Mr. Bush’s use of signing statements — official legal documents issued by a president the day he signs bills into law, instructing executive officials how to implement the statutes — led to fierce controversy.

The way that President Bush abused signing statements is one that has confounded me for years.   In July of 2006 I wrote the following.

Over the past six years President Bush has added signing statements to hundred of bills that passed Congress, and as such Bush has stretched his authority and ushered in a real test of the American Constitution. In essence what Bush can do as a result of adding statements to bills he signs is to circumvent the will of Congress and disregard portions of laws he does not want to follow.  In fact, Bush does not even cite his legal reasoning for such actions in the statements. 

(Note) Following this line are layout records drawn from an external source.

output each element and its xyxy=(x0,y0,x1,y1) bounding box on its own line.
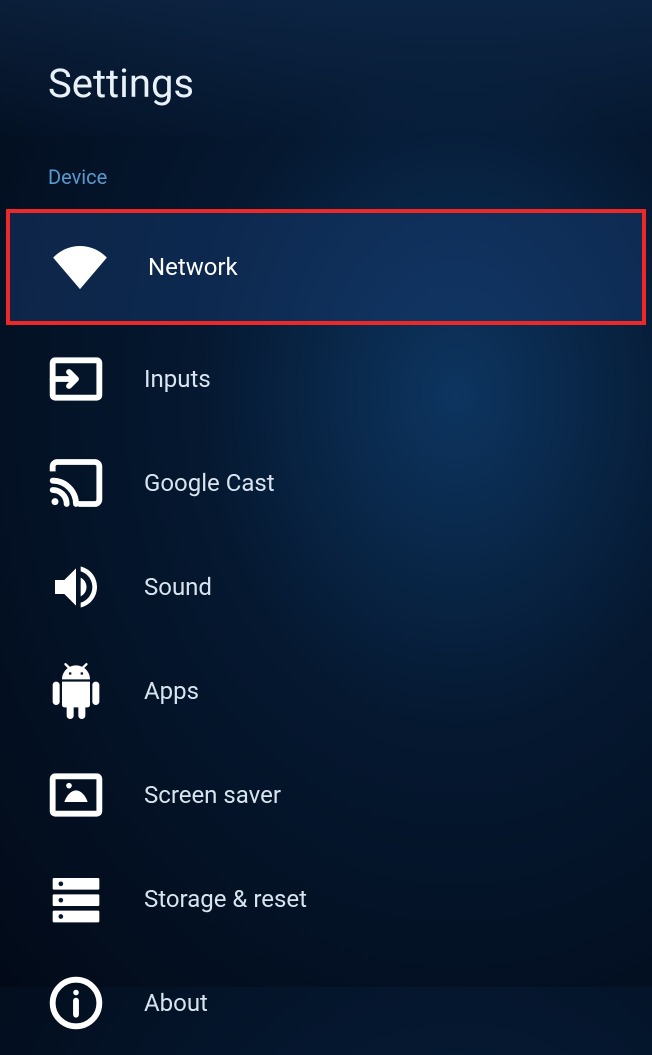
menu-item-storage-reset[interactable]: Storage & reset xyxy=(0,847,652,951)
menu-item-label: Screen saver xyxy=(144,781,281,809)
menu-item-inputs[interactable]: Inputs xyxy=(0,327,652,431)
menu-item-network[interactable]: Network xyxy=(6,209,646,325)
section-label-device: Device xyxy=(0,137,652,207)
menu-item-label: Network xyxy=(148,253,238,281)
menu-item-label: Storage & reset xyxy=(144,885,307,913)
storage-icon xyxy=(48,871,104,927)
menu-item-label: Apps xyxy=(144,677,199,705)
cast-icon xyxy=(48,455,104,511)
page-title: Settings xyxy=(48,60,652,107)
info-icon xyxy=(48,975,104,1031)
screen-saver-icon xyxy=(48,767,104,823)
menu-item-apps[interactable]: Apps xyxy=(0,639,652,743)
menu-item-google-cast[interactable]: Google Cast xyxy=(0,431,652,535)
menu-item-about[interactable]: About xyxy=(0,951,652,1055)
wifi-icon xyxy=(52,239,108,295)
menu-item-label: Sound xyxy=(144,573,212,601)
menu-item-screen-saver[interactable]: Screen saver xyxy=(0,743,652,847)
settings-menu: Network Inputs Google Cast Sound xyxy=(0,207,652,1055)
android-icon xyxy=(48,663,104,719)
menu-item-sound[interactable]: Sound xyxy=(0,535,652,639)
settings-header: Settings xyxy=(0,0,652,137)
input-icon xyxy=(48,351,104,407)
menu-item-label: About xyxy=(144,989,208,1017)
menu-item-label: Google Cast xyxy=(144,469,275,497)
sound-icon xyxy=(48,559,104,615)
menu-item-label: Inputs xyxy=(144,365,211,393)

In the Bush era this is applauded behavior and even was discussed during the Supreme Court nominee hearings recently.  The idea of ‘unitary executive’ is one that certain strict constructionists like to throw around.  The idea that the President alone could supervise, direct and control the operations of the executive branch is bizarre and dangerous. In the theoretical arena it is fun to discuss, but in the hands of Bush and Company the dangers are all too real.  It should be noted that this broad based abuse would be just as dreadful if a President to my liking were in the White House.   

Other Presidents have used signing statements but never to the extent in either number or force that this former alcoholic and drug user has.  Bush has raised constitutional objections to more than 800 provisions of more than 100 laws.  In his first term alone he had 505 constitutional objections.  Scholars and constitutional lawyers have urged Congress to pass much need legislation to remedy this abuse and reign in this growing menace on our democracy. 


One Comment
  1. March 10, 2009 12:59 PM

    There should be no signing statements! PERIOD! Veto the bill if you disagree. Obama has reserved the “right”. No surprise. McCain’s position was better on this issue!